Hong, Chuye
Learning Multi-Agent Loco-Manipulation for Long-Horizon Quadrupedal Pushing
Feng, Yuming, Hong, Chuye, Niu, Yaru, Liu, Shiqi, Yang, Yuxiang, Yu, Wenhao, Zhang, Tingnan, Tan, Jie, Zhao, Ding
Recently, quadrupedal locomotion has achieved significant success, but their manipulation capabilities, particularly in handling large objects, remain limited, restricting their usefulness in demanding real-world applications such as search and rescue, construction, industrial automation, and room organization. This paper tackles the task of obstacle-aware, long-horizon pushing by multiple quadrupedal robots. We propose a hierarchical multi-agent reinforcement learning framework with three levels of control. The high-level controller integrates an RRT planner and a centralized adaptive policy to generate subgoals, while the mid-level controller uses a decentralized goal-conditioned policy to guide the robots toward these sub-goals. A pre-trained low-level locomotion policy executes the movement commands. We evaluate our method against several baselines in simulation, demonstrating significant improvements over baseline approaches, with 36.0% higher success rates and 24.5% reduction in completion time than the best baseline. Our framework successfully enables long-horizon, obstacle-aware manipulation tasks like Push-Cuboid and Push-T on Go1 robots in the real world.
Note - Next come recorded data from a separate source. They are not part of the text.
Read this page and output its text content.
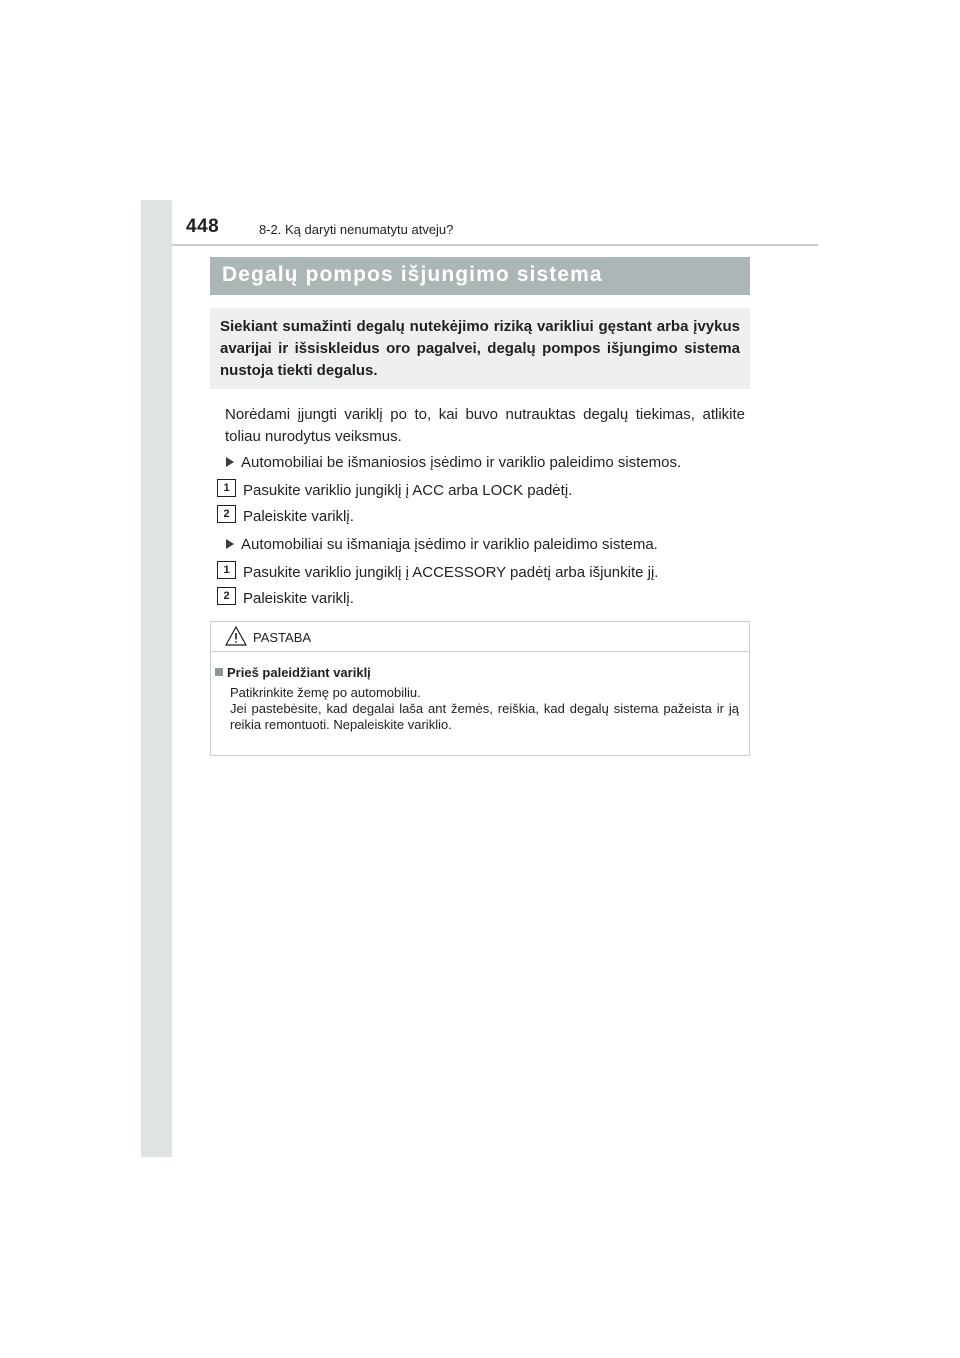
448	8-2. Ką daryti nenumatytu atveju?
Degalų pompos išjungimo sistema
Siekiant sumažinti degalų nutekėjimo riziką varikliui gęstant arba įvykus avarijai ir išsiskleidus oro pagalvei, degalų pompos išjungimo sistema nustoja tiekti degalus.
Norėdami įjungti variklį po to, kai buvo nutrauktas degalų tiekimas, atlikite toliau nurodytus veiksmus.
Automobiliai be išmaniosios įsėdimo ir variklio paleidimo sistemos.
1 Pasukite variklio jungiklį į ACC arba LOCK padėtį.
2 Paleiskite variklį.
Automobiliai su išmaniąja įsėdimo ir variklio paleidimo sistema.
1 Pasukite variklio jungiklį į ACCESSORY padėtį arba išjunkite jį.
2 Paleiskite variklį.
PASTABA
Prieš paleidžiant variklį
Patikrinkite žemę po automobiliu.
Jei pastebėsite, kad degalai laša ant žemės, reiškia, kad degalų sistema pažeista ir ją reikia remontuoti. Nepaleiskite variklio.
Learning a Distributed Hierarchical Locomotion Controller for Embodied Cooperation
Hong, Chuye, Huang, Kangyao, Liu, Huaping
Cooperatively accomplishing embodied tasks by multiple robots has consistently been a highly challenging area of research. Recent studies mainly focus on embodied manipulation cooperation among robotic arms or formation control over the upper level within a group of mobile robots [1, 2]. Nevertheless, multi-agent cooperation via whole-body and end-to-end locomotion control is rarely studied. Some previous works showcase the manipulation via locomotion [3] but are only tested on two agent systems, and the scalability of this method is still agnostic for migration to any number of agent populations. In this work, we aim to realize more complex embodied multi-agent cooperation by learning a distributed hierarchical locomotion control system, decomposing the complex and coupled behaviours while maintaining the potential for unlimited expansion on the swarm. As the foundation for implementation and validation, we construct three scenarios in IsaacSim/Gym [4] as benchmarks for embodied cooperation study. Concurrently, training a robot for a specific function can be effectively achieved through reinforcement learning (RL), like learning movement patterns [5], interactive behaviours [6], as well as logical inference in games [7]. Although RL provides a recognized powerful exploration capability and tremendous progress has been made in sampling efficiency [4], finding and mastering a sequence of sophisticated tasks through searching remains a challenging problem. Hierarchical reinforcement learning (HRL) alleviates this to a certain extent, aiming to understand the logical relationships among "control, action, behaviour, dynamic outcomes, and feedback" in a segmented manner.